The voices of Tax Policy Center's researchers and staff
Dave Camp on tax reform: “It can be done.” Retiring House Ways & Means Chair Dave Camp remains optimistic. The Hill reports that a deal to extend expiring tax breaks could give Camp’s successor, Paul Ryan, a chance to secure broad GOP support for a tax reform plan.
About that tax extender deal… The White House promised to veto the proposal put forth last week by fellow Democrat and Senate Majority Leader Harry Reid. That plan would have restored and made permanent many expired tax breaks. The cost: More than $400 billion over the next 10 years, the Center on Budget and Policy Priorities notes. What next? Will they add provisions, such as also making generous refundable credits for low-income working families permanent? Or will they pass a one-year retroactive extension of most expired provisions, leaving the next Congress to work out a deal all over again in 2015? It’s like Groundhog Day, but not nearly as funny.
Are US corporations really overtaxed? Mark your calendar and find out on Thursday, December 11. TPC and the Penn Wharton Public Policy Initiative, in the first of a series of joint events, will examine how to measure the effective tax rate of U.S. corporations, how taxes affect their ability to compete in global markets, and how tax preferences affect corporate tax burdens. You can register here to attend in person, or tune in to the webcast.
Cheap oil could come at a high price for some states. TPC’s Norton Francis explains: The plunging price of crude oil is great for drivers’ wallets, but what about states that rely on energy tax revenue, such as Alaska, Kansas, Louisiana, New Mexico, North Dakota, Texas, and Wyoming? They assumed oil prices between $80 to $105 a barrel when they set their 2015 budgets. “Energy states can survive low prices, at least for a while,” concludes Francis. “But a protracted downturn could begin to eat away at state budgets.”
Chicago captures jet fuel taxes. United and American Airlines have used purchasing offices to avoid paying Chicago sales tax on jet fuel used at O’Hare International Airport since 2001 and 2004 respectively. That cost Chicago, Cook County, and the Regional Transportation Authority an estimated $52 million in sales taxes each year. Chicago Mayor Rahm Emanuel’s budget, passed last month, closes the loophole, garnering $17 million for Chicago.
Switzerland continues tax breaks for wealthy expats. That flight from O’Hare to Geneva may cost a bit more, but Americans will still get tax breaks in Switzerland. Foreigners can avoid Swiss income and wealth taxes by negotiating lump-sum payments with Swiss cantons. The Socialist Party wanted to abolish the 152-year-old tax break, but Swiss voters didn’t agree. Yesterday, 59 percent voted to keep it.
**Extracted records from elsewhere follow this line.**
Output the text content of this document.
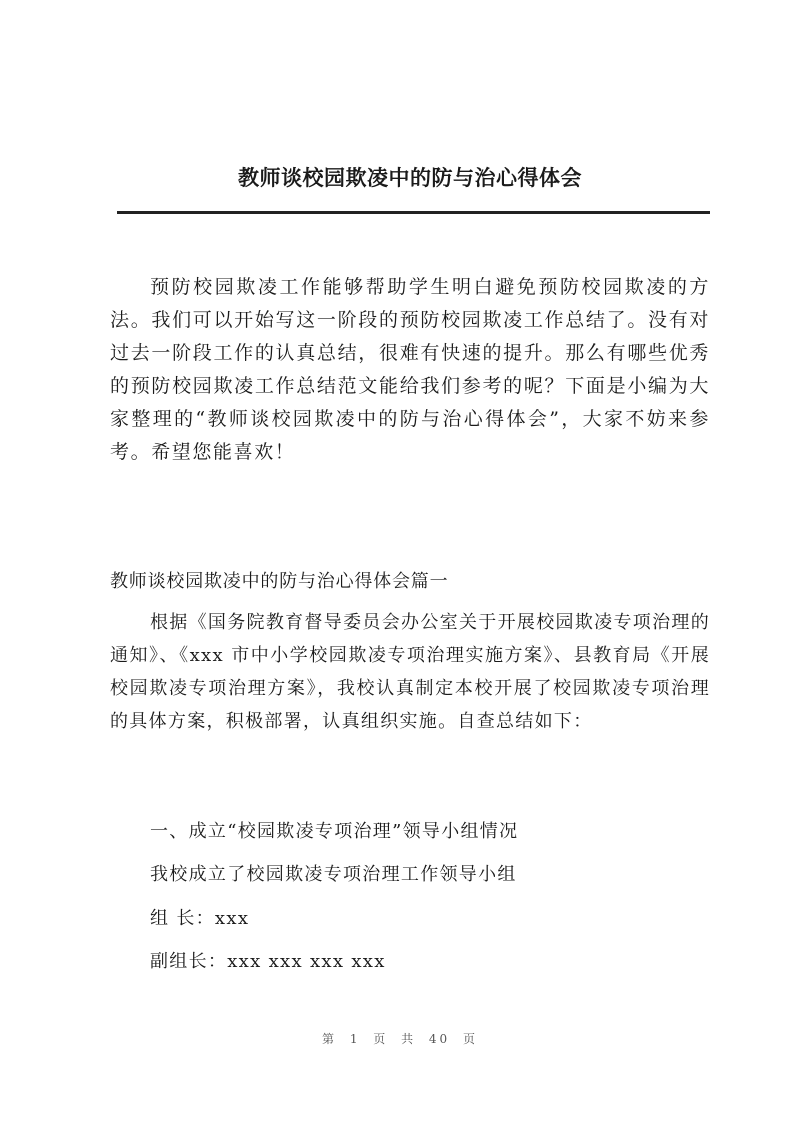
教师谈校园欺凌中的防与治心得体会

预防校园欺凌工作能够帮助学生明白避免预防校园欺凌的方法。我们可以开始写这一阶段的预防校园欺凌工作总结了。没有对过去一阶段工作的认真总结，很难有快速的提升。那么有哪些优秀的预防校园欺凌工作总结范文能给我们参考的呢？下面是小编为大家整理的“教师谈校园欺凌中的防与治心得体会”，大家不妨来参考。希望您能喜欢！

教师谈校园欺凌中的防与治心得体会篇一

根据《国务院教育督导委员会办公室关于开展校园欺凌专项治理的通知》、《xxx 市中小学校园欺凌专项治理实施方案》、县教育局《开展校园欺凌专项治理方案》，我校认真制定本校开展了校园欺凌专项治理的具体方案，积极部署，认真组织实施。自查总结如下：

一、成立“校园欺凌专项治理”领导小组情况

我校成立了校园欺凌专项治理工作领导小组

组 长：xxx

副组长：xxx xxx xxx xxx

第 1 页 共 40 页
And on the Hill… The Senate Finance Committee’s Subcommittee on Energy, Natural Resources and Infrastructure will hold a hearing on Wednesday to consider whether natural gas vehicles should be eligible for special tax credits. On the other side of the Capitol, the House Ways & Means Committee released its Green Book, an annual summary of spending programs under its jurisdiction. Meanwhile, the December 11 federal budget deadline is getting closer. Watch for more drama this week.